Proof. Componentwise eq. (1) reads as \begin{align} \tag{2}\int_V\partial_2F_3-\partial_3F_2\,dV&=\oint_Sn_2F_3-n_3F_2\,dS\,,\\ \tag{3}\int_V\partial_3F_1-\partial_1F_3\,dV&=\oint_Sn_3F_1-n_1F_3\,dS\,,\\ \tag{4}\int_V\partial_1F_2-\partial_2F_1\,dV&=\oint_Sn_1F_2-n_2F_1\,dS\,. \end{align} Each of these equations follows directly from Gauss' divergence theorem applied to the vector fields $$ \begin{pmatrix} 0\\ F_3\\-F_2\end{pmatrix}\,,\quad \begin{pmatrix} -F_3\\ 0\\F_1\end{pmatrix}\,,\quad \begin{pmatrix} F_2\\ -F_1\\0\end{pmatrix}\,,\quad $$ respectively. $$\tag*{$\Box$} \quad $$

To answer your question about a surface integral of tangential component of a vector field:

• The RHS in (1) is a vector of ordinary surface integrals each of which contains the dot product of a vector field with the normal to the surface.

• Alternatively one can view the RHS of, say, (4) as the dot product $\boldsymbol{t}\cdot\boldsymbol{F}$ where $$\tag{5} \boldsymbol{t}=\begin{pmatrix}-n_2\\n_1\\0\end{pmatrix}\,. $$ This is a vector field tangential to the surface. See image below.

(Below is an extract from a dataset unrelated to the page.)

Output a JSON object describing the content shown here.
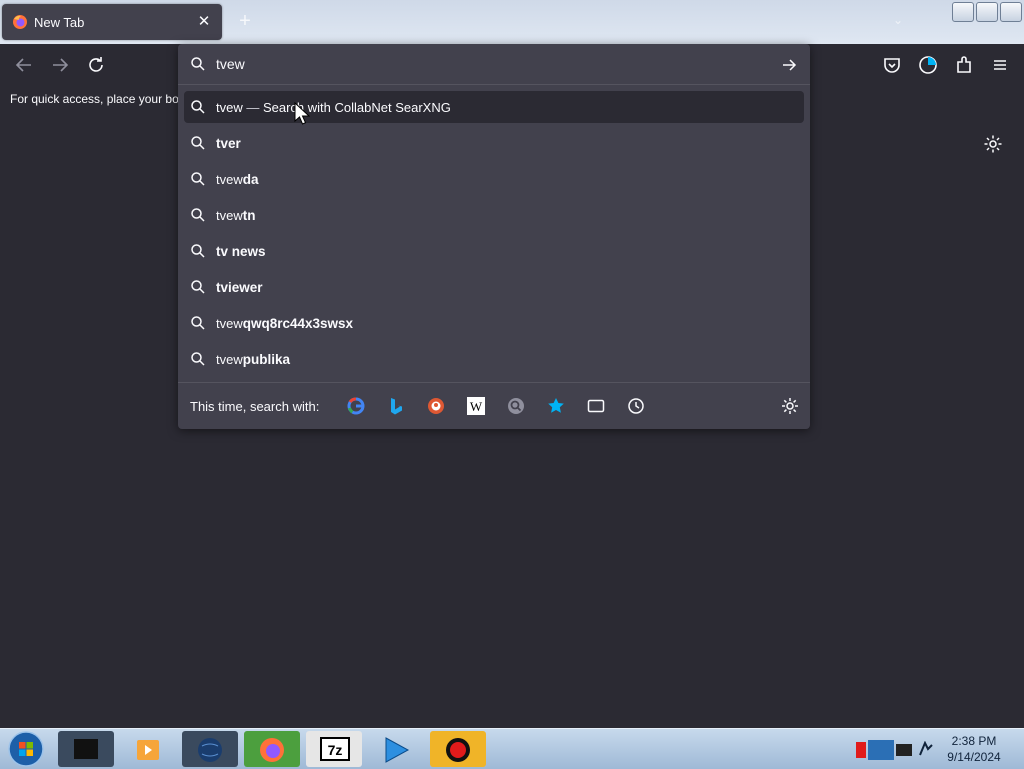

• For a unit sphere the unit normal is $$ \begin{pmatrix}x\\y\\z\end{pmatrix} $$ and therefore the tangential field (5) is $$ \boldsymbol{t}=\begin{pmatrix}-y\\x\\0\end{pmatrix}\,. $$ Its curl is constant and points along the $z$-axis: $$ \nabla\times \boldsymbol{t}=\begin{pmatrix}2\\0\\0\end{pmatrix}\,. $$

• It should be intuitively clear that the $z$-component of the curl of $\mathbf{F}$ is the surface integral (4) of the dot product $\boldsymbol{t}\cdot\boldsymbol{F}\,.$ The same reasoning applies to (2) and (3).

Image of the tangential field $\boldsymbol{t}\,:$

[1] K.F. Riley, M.P. Hobson, S.J. Bence, Mathematical Methods for Physics and Engineering.